Confession
Welcome to my random musings about the world, on a weekly-to-occasional basis.
Where we are: London, which is making me very happy, but slightly nervous. We’re staying outside as much as possible. I guess I’ll be needing some rain boots.
Confession
I did a bad thing once. Okay, I’ve done more than one bad thing (some of which I’ll never tell), but this one—well, what would you have done?
We had been in India for a month and a half. We arrived in Udaipur late in the day, just at dusk. We had booked a room in a haveli, a historical mansion, that had been renovated into a hotel. I was excited—atmosphere, authenticity, charm.

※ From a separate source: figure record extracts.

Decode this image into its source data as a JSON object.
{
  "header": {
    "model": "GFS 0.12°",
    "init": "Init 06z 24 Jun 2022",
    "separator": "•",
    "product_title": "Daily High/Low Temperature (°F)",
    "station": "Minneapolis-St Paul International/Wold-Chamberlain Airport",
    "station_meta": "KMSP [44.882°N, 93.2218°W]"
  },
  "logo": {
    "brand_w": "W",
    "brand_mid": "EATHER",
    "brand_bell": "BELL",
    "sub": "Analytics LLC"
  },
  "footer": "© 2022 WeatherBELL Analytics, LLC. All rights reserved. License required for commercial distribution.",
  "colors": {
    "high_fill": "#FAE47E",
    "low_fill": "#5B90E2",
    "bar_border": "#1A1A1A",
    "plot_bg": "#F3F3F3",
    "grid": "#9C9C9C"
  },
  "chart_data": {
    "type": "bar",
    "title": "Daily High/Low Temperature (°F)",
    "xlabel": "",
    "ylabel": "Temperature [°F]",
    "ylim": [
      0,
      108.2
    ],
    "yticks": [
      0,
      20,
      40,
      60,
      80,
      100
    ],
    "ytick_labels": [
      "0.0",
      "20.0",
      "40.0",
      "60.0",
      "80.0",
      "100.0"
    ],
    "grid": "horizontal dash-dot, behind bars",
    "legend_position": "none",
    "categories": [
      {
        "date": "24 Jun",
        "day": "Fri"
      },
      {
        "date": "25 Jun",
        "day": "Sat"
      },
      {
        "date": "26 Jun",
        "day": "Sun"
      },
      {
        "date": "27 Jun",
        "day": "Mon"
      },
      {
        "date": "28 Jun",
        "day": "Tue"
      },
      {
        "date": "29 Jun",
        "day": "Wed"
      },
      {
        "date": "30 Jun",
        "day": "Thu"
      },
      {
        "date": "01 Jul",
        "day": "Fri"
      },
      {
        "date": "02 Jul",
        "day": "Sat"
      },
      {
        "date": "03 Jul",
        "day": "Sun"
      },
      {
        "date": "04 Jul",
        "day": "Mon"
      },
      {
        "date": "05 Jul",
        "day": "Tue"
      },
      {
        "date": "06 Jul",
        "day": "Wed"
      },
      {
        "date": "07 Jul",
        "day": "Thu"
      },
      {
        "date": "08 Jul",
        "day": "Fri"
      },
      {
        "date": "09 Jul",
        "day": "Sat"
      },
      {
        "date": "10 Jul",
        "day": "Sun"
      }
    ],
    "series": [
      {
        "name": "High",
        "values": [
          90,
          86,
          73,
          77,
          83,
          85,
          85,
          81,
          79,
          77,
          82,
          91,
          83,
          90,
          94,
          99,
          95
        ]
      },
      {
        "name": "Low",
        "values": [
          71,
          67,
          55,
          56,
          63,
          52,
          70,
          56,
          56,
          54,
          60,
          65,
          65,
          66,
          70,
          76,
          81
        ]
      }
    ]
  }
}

It was raining. The streets were slick with mud. Our room was tiny, with twin beds and a view onto a dirty wall. Lee knew, instinctively, that the wheels were coming off my little wagon, and fast. He took charge, and chose a restaurant for dinner. It served one thing only: dal baati, an Udaipur specialty. This involves a server wearing a white glove, using his hand to crumble a buttery ball of bread onto your plate, then dishing out dal to accompany it. It was so good. We both still talk about what a surprising delight that meal was, even though we were the only customers on a chilly, damp evening.
And then we went back to our cold, dim little box of a room. We went to bed, hopeful that a new day would bring warmth and adventures and (for me, at least) a more positive attitude.
It didn’t, really. When we went downstairs early the next morning, we discovered that the staff stored their motorbikes and bedrolls under the stairs. They hung their laundry on the roof—right next to where our al fresco breakfast was served. We hunched over cups of hot tea to keep warm. Then went to the outdoor market and bought cheap sweatshirts, to ward off the weather. We wandered around the narrow, chaotic streets, dodging cows and motorbikes and rickshaws and giant mud puddles. There are parts of Udaipur that are lovely—The lake! The palace!—but Princess requires a certain base level of comfort, to be able to appreciate her surroundings.
That night, as usual, Lee fell asleep before I had even gotten in bed. When I turned back my covers, there was a small brown stain on the white duvet cover.
What did I do? Well, what would you do?
I did the sniff test.
It was—you see where this is going, don’t you?—It was shit. A literal shit stain on the bed covers. And my friends, if it’s fresh enough for an aromatic ID, it’s too fresh for sleeping with.
So I woke Lee up. It seemed the only thing to do. Misery loves company, right?
Me (in hysterical tones, rapidly approaching shriek): There’s shit on my duvet!
Lee (barely awake): What, that little brown stain? I think it’s just a rust spot. I saw it last night on my bed.
Me: Oh! My! God! You slept with shit last night?
Lee: No, of course not. It’s just a rust stain. Go to sleep.
Me: It’s shit! Excrement!
Lee: How do you know?
Me: I smelled it! (Hysteria is getting out of hand at this point.)
Lee: Why in the world did you do that?
Me: Why did you NOT?
Lee: Well, call down to the front desk and get clean sheets, if you want.
Me: They’ll think we did it!
Lee: Tell them it was here when we arrived.
Me: But you slept with it last night! Either it was already there, and we ignored it, which is disgusting, or we caused it, which is even more disgusting! What are we going to do??
Lee: Well, I don’t know what you’re gonna do, but I’m going back to sleep. If you want me to deal with it, it’ll have to wait till morning.
He promptly did exactly that.
And that’s when things got ugly. What did I do? I switched the duvet covers.
I’m not proud. The only thing I can say in my own defense is that he had already ignored it once, and he really does have an unreasonable ability to sleep through anything. At least I flipped it over, so the stain was on top.
To my surprise, he didn’t leave me over that incident. He didn’t even complain.
And that, my friends, is true love.
From my writer’s notebook:
In 2010, a seventy-year-old French handyman showed up at the Paris office of the Picasso estate, asking to have a stash of paintings authenticated. The suitcase he was carrying turned out to contain 271 works by Picasso. He claimed they were a gift from the artist, forty years before, and that he’d stored them in his garage in southern France ever since.
The paintings and drawings were apparently in pristine condition, and were fully catalogued. He claimed to have done the cataloguing himself.
Now, back when Lee and I owned a house, we hired a lot of handymen, and they were all perfectly nice, but I never met one whose side gig was art historian. I’m just saying . . .
The trial took ten years, but Monsieur Handyman and his wife were convicted last November of receiving and concealing stolen artwork. The lawyer for the Picasso family speculated that art merchants had used Monsieur “in the same way that traffickers would a drug mule“ (New York Times).
That ‘drug mule’ is now eighty years old. How in the world does a person wind up in a situation like that?